Wednesday, July 2, 2008

A Little More

I had lunch today with a teacher friend. We had such a fun gossip; I completely enjoyed myself. That salad at Applebee's was wonderful. And I just love this friend. She is so funny and sharp.

I am thinking now, that I am feeling so mujch better than I was a month ago. Taking the month of medical leave was the right thing to do. I do blame my surgeon: he should have provided me with some restrictions. I tried to do too much too fast after my surgery. A four-day work week would have been an appropriate restriction to help me stay rested. Also, my schools should have reduced the demands on me for a period of time. But then, principals have so many things to take care of, they can't be responsible for their staff, too. They just don't have time to care about anyone who gets paid to be there. Their first priority (and I know this from 21 years of observation) is always to stand on their heads to make parents happy.

I don't care what the Twit (last post) thinks, I know I am a pretty woman, and intel-
ligent. Probably more intelligent than most men I ever have dated. I could name a few, and I win, hands down.

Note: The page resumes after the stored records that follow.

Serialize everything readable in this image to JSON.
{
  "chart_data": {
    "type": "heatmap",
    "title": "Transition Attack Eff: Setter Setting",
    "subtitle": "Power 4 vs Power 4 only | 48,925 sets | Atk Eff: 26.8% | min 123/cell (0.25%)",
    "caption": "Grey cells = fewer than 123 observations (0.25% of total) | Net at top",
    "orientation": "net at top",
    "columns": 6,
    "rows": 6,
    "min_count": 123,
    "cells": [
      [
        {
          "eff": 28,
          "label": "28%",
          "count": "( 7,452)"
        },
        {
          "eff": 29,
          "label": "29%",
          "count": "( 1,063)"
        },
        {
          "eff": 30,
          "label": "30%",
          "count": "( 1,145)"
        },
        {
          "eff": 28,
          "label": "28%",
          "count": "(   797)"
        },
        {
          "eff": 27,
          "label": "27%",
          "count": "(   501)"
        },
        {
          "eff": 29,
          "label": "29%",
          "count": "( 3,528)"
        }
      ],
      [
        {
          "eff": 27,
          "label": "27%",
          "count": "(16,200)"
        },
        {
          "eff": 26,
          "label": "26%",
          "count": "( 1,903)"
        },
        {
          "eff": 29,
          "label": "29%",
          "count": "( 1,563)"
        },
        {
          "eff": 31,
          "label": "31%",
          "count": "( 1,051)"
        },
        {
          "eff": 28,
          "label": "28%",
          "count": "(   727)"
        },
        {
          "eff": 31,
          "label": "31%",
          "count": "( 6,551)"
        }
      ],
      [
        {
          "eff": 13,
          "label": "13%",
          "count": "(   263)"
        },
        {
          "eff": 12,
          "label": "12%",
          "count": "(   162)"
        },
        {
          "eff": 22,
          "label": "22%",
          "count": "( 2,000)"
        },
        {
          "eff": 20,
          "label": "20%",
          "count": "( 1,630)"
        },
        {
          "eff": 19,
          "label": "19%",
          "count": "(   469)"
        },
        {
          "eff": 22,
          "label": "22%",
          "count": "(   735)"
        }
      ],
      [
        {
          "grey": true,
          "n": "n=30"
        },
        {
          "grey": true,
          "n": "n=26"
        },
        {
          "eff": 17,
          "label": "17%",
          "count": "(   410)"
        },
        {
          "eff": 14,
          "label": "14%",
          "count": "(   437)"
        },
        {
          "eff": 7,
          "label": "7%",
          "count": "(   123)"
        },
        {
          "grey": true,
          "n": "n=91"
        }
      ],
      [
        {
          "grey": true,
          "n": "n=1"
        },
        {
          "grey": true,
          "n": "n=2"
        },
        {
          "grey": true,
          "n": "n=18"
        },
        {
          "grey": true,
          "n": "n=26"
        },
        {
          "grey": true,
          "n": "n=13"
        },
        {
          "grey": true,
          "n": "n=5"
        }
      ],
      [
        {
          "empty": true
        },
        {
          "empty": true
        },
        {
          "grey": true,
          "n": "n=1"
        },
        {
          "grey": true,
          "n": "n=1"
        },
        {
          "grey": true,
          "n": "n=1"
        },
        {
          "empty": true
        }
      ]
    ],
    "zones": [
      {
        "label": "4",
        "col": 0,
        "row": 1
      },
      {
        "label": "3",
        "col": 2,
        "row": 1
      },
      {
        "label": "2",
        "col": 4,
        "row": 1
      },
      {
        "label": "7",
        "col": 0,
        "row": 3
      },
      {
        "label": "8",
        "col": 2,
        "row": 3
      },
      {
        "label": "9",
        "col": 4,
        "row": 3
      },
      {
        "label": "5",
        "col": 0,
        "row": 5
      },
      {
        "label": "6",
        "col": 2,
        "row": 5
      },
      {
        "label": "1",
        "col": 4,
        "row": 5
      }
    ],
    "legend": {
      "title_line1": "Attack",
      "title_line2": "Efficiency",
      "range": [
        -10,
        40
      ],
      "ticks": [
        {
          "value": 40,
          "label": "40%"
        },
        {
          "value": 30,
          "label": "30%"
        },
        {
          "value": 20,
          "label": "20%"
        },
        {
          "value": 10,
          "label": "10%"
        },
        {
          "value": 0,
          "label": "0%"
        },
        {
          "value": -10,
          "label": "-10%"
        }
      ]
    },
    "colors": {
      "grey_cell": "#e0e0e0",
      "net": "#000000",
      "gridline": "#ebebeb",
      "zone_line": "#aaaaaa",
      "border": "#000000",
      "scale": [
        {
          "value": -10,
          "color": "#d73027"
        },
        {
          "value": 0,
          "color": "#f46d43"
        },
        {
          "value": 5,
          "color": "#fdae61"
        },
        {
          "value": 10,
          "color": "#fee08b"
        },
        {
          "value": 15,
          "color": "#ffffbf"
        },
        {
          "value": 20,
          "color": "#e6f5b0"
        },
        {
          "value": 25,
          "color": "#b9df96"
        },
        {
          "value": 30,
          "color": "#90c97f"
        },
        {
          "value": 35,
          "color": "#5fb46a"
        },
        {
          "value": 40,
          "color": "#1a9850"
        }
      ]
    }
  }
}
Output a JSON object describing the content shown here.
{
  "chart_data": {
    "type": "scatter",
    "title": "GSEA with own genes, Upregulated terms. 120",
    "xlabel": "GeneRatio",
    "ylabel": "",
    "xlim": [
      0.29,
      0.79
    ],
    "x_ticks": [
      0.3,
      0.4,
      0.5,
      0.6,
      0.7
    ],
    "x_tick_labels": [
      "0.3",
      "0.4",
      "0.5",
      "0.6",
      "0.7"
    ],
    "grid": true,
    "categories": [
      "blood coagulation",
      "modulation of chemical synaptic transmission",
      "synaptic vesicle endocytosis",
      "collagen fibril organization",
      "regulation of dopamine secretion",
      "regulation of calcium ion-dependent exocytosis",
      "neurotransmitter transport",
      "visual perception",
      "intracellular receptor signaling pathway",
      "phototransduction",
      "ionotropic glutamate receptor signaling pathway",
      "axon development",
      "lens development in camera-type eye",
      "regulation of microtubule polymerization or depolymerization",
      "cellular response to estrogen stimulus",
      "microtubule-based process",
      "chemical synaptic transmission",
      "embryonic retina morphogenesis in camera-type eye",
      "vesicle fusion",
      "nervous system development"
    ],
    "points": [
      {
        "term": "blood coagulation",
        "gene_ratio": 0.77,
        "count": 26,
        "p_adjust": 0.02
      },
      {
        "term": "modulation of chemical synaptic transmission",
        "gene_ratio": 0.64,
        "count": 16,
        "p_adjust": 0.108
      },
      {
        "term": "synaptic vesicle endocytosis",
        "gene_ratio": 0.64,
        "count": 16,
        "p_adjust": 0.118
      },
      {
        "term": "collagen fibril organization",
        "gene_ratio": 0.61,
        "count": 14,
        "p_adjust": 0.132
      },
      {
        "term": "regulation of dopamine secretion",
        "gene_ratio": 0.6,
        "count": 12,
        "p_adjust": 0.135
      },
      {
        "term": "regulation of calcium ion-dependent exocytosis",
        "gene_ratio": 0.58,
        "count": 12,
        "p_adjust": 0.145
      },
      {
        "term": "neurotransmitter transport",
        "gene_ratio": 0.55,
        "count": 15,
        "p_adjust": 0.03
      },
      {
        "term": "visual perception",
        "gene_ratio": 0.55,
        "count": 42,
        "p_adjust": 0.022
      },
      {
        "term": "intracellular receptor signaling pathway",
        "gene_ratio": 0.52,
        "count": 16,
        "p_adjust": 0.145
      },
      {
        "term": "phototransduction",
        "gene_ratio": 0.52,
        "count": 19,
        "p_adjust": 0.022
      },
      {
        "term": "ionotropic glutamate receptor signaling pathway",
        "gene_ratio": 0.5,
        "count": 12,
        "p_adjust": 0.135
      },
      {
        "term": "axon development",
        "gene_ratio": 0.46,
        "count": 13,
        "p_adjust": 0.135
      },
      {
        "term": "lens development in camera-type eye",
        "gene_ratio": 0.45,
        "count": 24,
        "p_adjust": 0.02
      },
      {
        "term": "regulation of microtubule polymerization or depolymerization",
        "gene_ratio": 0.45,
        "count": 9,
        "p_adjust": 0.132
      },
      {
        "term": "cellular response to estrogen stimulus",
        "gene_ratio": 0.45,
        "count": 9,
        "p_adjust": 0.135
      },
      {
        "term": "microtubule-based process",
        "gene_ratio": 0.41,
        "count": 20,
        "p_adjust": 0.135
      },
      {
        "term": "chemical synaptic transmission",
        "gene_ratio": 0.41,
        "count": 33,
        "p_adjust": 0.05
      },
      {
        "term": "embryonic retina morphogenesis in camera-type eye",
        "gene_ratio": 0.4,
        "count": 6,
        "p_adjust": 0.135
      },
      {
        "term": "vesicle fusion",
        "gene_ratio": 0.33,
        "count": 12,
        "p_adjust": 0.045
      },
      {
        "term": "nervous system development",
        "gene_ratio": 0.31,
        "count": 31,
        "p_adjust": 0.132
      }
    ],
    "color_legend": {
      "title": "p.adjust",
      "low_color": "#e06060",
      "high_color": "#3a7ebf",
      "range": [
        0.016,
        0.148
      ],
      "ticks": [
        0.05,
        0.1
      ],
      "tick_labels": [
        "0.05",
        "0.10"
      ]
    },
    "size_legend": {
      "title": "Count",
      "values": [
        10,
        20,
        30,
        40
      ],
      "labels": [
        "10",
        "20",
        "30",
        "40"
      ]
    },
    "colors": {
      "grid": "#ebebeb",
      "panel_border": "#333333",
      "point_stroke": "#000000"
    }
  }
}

But somehow, as I grew up, I learned not to trust myself, but to believe that everyone else knew more than I about what was best for me. So...if a man told me something, I believed it was true. NOw, I understand that is not necessarily true, an I like men a lot. I especially like their physiology. I like their voices--the lower timber and the souondof their laughter. I'm sorry I work in a field which has so few men. Well. Enough.